Depende de la intensidad, el entorno, el aviso meteorológico y tu situación individual. Durante una ola de calor, evita la actividad extenuante en las horas más calurosas. Cambia la hora o el lugar, reduce la exigencia y no entrenes si tienes síntomas o una indicación sanitaria contraria.

¿Cuál es la mejor hora para entrenar en verano en Almería?
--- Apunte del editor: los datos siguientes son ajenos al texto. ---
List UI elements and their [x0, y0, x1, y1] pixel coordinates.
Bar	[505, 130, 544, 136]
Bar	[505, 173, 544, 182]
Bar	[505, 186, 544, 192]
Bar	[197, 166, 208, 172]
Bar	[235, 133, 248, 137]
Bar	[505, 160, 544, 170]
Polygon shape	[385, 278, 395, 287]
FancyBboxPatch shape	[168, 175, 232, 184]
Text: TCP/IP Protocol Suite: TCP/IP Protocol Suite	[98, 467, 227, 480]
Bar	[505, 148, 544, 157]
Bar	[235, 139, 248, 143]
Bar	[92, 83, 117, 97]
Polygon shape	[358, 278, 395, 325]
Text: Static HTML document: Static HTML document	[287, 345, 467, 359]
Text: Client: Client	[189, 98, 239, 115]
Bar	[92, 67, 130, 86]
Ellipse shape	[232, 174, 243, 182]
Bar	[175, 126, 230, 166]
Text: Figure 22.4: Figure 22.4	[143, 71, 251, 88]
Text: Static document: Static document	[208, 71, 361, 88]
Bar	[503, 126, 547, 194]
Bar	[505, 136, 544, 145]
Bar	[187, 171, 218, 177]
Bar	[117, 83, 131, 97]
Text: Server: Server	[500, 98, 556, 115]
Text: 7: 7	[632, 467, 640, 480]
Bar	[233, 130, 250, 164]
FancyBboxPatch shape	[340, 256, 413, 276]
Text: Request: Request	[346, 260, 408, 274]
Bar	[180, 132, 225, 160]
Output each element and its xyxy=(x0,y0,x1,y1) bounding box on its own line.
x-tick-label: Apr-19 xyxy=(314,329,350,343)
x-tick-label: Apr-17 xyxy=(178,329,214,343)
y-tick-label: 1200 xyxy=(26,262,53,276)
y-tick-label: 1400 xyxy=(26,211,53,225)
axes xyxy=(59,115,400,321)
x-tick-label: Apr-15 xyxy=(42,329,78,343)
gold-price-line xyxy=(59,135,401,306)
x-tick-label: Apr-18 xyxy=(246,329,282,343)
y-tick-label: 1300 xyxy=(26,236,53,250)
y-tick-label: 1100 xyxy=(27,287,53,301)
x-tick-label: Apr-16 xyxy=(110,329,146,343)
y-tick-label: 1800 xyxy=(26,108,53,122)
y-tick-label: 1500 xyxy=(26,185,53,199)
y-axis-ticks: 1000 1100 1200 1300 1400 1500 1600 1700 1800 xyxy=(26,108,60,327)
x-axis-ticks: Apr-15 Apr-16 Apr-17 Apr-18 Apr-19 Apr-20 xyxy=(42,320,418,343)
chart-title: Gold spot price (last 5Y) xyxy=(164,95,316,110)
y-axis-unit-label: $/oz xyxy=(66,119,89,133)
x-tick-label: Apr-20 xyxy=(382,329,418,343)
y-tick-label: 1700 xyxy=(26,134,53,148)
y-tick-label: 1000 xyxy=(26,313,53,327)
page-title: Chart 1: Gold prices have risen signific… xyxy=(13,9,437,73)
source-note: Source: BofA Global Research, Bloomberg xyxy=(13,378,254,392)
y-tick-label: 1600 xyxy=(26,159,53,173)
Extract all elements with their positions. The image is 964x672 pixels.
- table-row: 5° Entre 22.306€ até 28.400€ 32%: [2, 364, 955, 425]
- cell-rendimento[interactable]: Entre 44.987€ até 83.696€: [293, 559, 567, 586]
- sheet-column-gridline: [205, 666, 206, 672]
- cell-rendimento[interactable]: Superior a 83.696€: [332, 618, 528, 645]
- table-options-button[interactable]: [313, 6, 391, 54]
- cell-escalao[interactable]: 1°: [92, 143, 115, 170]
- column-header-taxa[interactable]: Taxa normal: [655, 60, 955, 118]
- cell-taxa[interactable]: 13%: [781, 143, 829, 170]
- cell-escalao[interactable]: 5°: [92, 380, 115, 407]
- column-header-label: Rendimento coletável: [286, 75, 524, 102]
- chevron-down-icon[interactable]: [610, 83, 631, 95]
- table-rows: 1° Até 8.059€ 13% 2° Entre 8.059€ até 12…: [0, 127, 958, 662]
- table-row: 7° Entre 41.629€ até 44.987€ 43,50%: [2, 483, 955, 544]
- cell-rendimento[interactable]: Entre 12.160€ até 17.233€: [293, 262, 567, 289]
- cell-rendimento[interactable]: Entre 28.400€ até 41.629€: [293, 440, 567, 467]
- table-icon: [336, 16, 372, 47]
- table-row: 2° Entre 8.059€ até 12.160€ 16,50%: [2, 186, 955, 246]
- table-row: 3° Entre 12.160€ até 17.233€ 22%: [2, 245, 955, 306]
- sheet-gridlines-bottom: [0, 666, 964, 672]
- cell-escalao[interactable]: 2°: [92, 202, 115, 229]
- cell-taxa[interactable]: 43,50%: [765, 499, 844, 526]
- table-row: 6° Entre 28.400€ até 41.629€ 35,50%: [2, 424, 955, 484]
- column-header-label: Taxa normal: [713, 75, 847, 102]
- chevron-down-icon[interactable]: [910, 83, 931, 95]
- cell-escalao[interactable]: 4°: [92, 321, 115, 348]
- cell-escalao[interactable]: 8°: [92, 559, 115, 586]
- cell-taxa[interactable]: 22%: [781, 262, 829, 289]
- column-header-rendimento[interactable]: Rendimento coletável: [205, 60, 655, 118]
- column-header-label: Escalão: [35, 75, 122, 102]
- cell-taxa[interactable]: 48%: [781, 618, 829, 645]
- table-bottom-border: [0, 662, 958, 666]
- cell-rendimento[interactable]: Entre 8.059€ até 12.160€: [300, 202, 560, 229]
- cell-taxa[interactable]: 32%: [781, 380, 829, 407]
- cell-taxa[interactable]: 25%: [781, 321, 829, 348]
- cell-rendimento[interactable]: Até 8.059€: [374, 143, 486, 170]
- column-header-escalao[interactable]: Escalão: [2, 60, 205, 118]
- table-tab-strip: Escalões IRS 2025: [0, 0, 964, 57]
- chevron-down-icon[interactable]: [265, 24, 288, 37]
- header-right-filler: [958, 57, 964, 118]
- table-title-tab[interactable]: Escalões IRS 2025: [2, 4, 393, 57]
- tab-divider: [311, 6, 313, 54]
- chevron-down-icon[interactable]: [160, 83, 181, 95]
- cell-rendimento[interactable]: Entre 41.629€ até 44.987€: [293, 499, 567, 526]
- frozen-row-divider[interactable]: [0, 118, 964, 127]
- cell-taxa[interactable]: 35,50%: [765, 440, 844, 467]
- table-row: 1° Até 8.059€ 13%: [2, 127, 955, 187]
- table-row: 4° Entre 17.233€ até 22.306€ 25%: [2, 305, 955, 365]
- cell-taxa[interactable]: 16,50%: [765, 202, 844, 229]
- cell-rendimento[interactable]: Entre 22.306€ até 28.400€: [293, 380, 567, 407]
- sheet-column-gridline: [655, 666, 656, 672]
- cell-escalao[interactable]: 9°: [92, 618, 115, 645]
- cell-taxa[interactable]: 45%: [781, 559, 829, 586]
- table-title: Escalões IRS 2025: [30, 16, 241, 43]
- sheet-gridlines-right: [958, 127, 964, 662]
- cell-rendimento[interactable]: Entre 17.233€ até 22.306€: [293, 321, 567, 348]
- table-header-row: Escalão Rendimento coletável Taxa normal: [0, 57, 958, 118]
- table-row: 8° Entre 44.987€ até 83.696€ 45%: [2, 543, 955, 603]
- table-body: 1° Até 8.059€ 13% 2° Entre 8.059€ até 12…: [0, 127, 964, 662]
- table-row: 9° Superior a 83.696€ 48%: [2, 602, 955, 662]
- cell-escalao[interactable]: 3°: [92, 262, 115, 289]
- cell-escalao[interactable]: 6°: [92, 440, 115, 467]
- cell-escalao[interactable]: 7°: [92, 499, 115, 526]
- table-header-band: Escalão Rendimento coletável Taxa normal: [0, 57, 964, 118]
No existe una hora universal. Consulta la predicción local y elige la franja más fresca que puedas sostener, evitando las horas centrales y el sol directo. En días de aviso, un espacio interior fresco o el aplazamiento de la sesión pueden ser mejores opciones.

¿Tengo que beber una bebida isotónica?

No necesariamente. Para muchas sesiones ordinarias, disponer de agua y llegar bien hidratado puede ser suficiente. En actividades prolongadas, con sudoración abundante o necesidades particulares, la estrategia de líquidos y electrolitos debe individualizarse con un nutricionista o profesional sanitario.

¿Es mejor hacer fuerza o cardio cuando hace calor?

La modalidad importa menos que la dosis y el entorno. Tanto la fuerza como el trabajo cardiovascular pueden adaptarse reduciendo intensidad, volumen o densidad y ampliando las pausas. Elige según tu objetivo y tu respuesta, no por una regla genérica.

¿Qué hago si me mareo durante el entrenamiento?

Para de inmediato, ve a un lugar fresco y avisa a otra persona. Si el síntoma es intenso, persiste, empeora o aparece confusión, desmayo o alteración de la conciencia, llama al 112. No continúes la sesión para “probar” si se pasa.